A Russian slowdown in Bakhmut could mean that Moscow is diverting its troops and resources to other regions. Russian troops have made gains further north, partially regaining control over the axis to the town of Kreminna. Intense battles have also been underway in the south. Further, Russian forces have become more active in the regions of Kharkiv, Luhansk, Zaporizhzhia and Kherson. Russian troops are conducting offensives in the direction of Avdiivka with the aim of establishing control over Avdiivka and Marinka.
In the occupied Crimean town of Dzhankoi, an explosion reportedly destroyed cruise missiles utilized by Russia’s Black Sea navy to target Ukraine, according to a March 21 statement from Ukrainian military intelligence. The strike appeared to have originated from a drone. A video of the explosion published on March 20 shows the blast was immediately preceded by a loudly buzzing engine which bears audio similarities to the sound made by Iranian-made drones. The DFRLab cannot confirm whether an Iranian drone caused the blast.

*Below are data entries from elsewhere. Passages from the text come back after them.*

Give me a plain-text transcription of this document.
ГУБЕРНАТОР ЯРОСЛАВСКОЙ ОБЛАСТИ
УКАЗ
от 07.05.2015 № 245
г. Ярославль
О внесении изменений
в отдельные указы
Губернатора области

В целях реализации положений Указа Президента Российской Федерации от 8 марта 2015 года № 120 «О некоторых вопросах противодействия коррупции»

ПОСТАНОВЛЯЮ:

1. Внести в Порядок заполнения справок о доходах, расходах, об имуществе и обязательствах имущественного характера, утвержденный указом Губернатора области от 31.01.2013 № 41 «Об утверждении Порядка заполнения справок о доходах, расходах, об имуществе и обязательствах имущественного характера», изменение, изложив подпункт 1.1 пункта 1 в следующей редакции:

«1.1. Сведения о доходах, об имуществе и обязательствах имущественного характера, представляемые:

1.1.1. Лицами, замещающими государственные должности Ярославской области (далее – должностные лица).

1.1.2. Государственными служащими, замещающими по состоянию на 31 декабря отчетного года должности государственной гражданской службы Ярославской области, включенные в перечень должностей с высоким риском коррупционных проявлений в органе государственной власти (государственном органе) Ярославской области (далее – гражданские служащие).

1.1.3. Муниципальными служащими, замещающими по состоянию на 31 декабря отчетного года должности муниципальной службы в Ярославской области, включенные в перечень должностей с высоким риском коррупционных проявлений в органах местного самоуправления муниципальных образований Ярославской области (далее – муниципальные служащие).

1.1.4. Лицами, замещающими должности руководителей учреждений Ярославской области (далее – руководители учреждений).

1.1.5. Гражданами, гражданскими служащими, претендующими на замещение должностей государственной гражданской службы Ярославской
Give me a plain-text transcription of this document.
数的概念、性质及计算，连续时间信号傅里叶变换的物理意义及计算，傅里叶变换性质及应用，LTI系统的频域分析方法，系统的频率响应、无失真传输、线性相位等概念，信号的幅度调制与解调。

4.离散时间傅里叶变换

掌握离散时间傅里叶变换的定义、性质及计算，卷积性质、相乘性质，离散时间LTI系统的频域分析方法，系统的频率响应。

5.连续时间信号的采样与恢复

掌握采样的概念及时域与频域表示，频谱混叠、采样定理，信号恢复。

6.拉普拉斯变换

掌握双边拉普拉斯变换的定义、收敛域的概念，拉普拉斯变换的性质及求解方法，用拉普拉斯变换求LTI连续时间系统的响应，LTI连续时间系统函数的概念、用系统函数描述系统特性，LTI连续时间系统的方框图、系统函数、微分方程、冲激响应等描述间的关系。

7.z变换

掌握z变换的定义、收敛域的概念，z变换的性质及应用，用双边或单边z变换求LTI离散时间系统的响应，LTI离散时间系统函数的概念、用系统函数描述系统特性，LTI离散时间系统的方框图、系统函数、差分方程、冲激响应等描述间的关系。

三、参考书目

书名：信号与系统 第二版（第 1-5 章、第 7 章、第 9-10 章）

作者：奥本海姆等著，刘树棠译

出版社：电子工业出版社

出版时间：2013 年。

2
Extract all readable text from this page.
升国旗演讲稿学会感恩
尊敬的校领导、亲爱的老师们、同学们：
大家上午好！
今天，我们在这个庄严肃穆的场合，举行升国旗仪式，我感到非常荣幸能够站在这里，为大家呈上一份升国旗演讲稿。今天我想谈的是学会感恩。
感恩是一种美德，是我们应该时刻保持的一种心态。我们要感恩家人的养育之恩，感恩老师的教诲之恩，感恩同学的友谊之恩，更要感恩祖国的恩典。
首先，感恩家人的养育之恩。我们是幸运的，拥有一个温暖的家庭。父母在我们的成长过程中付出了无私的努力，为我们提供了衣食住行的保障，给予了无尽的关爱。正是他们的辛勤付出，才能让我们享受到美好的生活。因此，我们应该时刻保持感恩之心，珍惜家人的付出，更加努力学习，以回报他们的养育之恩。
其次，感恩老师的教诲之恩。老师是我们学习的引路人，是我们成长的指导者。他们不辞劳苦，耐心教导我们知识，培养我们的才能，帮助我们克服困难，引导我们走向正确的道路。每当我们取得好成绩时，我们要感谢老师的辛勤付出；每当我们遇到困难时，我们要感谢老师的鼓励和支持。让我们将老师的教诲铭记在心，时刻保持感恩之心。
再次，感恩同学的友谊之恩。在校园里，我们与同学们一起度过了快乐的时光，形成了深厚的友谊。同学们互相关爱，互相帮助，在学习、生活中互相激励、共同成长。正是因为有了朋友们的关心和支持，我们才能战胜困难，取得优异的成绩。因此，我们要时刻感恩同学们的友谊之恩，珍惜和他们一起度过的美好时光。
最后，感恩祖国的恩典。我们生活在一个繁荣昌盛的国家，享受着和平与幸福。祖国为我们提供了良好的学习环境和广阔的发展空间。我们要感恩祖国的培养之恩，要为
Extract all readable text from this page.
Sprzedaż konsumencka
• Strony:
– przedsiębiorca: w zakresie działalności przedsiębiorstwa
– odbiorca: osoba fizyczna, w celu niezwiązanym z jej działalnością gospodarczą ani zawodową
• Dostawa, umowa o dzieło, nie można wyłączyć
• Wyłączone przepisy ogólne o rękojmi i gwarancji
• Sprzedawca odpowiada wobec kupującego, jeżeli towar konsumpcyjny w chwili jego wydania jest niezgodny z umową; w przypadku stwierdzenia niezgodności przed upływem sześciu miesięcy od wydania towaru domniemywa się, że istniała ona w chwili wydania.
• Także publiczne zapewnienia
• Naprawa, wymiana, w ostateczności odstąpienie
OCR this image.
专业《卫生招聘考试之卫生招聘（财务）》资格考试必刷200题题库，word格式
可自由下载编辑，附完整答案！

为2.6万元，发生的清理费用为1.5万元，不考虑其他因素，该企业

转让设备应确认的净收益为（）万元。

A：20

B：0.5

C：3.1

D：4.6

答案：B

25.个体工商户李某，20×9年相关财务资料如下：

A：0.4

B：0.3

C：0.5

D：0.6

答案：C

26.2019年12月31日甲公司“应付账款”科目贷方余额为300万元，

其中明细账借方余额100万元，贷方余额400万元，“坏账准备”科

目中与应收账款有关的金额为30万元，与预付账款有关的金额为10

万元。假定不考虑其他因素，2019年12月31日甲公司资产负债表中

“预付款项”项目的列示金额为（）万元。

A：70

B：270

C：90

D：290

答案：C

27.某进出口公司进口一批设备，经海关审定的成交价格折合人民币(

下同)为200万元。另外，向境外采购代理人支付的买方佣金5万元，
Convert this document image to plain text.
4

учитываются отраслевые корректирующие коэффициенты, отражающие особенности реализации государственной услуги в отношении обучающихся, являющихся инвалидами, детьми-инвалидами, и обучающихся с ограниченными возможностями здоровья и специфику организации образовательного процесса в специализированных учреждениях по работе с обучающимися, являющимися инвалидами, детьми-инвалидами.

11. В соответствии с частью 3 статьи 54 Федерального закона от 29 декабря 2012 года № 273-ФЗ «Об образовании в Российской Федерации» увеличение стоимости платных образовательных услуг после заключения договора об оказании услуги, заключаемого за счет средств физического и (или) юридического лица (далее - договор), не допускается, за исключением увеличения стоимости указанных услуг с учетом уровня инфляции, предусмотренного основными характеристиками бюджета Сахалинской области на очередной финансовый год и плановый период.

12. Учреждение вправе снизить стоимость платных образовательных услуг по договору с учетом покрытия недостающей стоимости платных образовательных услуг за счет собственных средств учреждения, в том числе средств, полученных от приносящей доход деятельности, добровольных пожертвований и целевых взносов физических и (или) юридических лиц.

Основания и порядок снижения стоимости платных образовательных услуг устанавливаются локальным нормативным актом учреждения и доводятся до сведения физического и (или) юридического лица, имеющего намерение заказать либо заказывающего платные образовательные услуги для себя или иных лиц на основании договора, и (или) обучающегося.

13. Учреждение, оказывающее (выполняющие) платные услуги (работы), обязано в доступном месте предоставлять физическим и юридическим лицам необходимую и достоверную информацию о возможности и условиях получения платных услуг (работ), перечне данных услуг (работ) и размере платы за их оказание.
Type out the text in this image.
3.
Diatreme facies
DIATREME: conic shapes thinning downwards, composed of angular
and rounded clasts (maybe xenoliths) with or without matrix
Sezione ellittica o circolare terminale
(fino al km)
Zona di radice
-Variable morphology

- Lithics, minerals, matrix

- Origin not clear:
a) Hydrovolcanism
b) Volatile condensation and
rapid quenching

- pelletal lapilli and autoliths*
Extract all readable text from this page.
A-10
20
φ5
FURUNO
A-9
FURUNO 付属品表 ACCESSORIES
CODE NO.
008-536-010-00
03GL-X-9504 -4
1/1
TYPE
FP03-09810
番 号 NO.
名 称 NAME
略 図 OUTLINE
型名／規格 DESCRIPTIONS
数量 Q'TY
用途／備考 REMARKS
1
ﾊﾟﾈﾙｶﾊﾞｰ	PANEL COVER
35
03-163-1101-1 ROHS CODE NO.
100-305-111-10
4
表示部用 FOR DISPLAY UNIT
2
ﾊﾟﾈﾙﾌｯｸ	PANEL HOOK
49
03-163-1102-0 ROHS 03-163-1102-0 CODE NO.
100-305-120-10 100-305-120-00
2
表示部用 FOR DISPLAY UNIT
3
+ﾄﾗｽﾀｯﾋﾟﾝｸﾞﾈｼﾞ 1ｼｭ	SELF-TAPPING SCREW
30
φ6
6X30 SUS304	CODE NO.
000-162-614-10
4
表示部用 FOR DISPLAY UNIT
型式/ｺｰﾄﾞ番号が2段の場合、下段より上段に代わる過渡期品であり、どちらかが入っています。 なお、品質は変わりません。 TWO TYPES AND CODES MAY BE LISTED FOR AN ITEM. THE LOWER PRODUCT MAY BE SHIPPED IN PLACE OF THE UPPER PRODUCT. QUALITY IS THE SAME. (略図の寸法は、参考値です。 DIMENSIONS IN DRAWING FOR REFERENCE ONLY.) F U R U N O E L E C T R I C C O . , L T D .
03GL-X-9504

—Ruslan Trad, Resident Fellow for Security Research, Sofia, Bulgaria
Missile strike on residential building in Zaporizhzhia caught on camera
Video footage of a missile strike against a nine-story residential building in the center of Zaporizhzhia emerged on Telegram on March 29. The DFRLab identified the location of the missile strike and the apartment complex it struck using geolocation and geospatial analysis. As Ukrainian President Volodymyr Zelenskyy described in a tweet, the strike occurred near a residential area near a mall.
A photograph shared online indicates that an S-300 missile system fired the missile from the Russian-occupied southern bank of the Dnipro River. This location was corroborated by other open-source investigators, including the GeoConfirmed project, which reported that the missile likely came from the southeast direction. Reports claimed the attack caused the death of seven people.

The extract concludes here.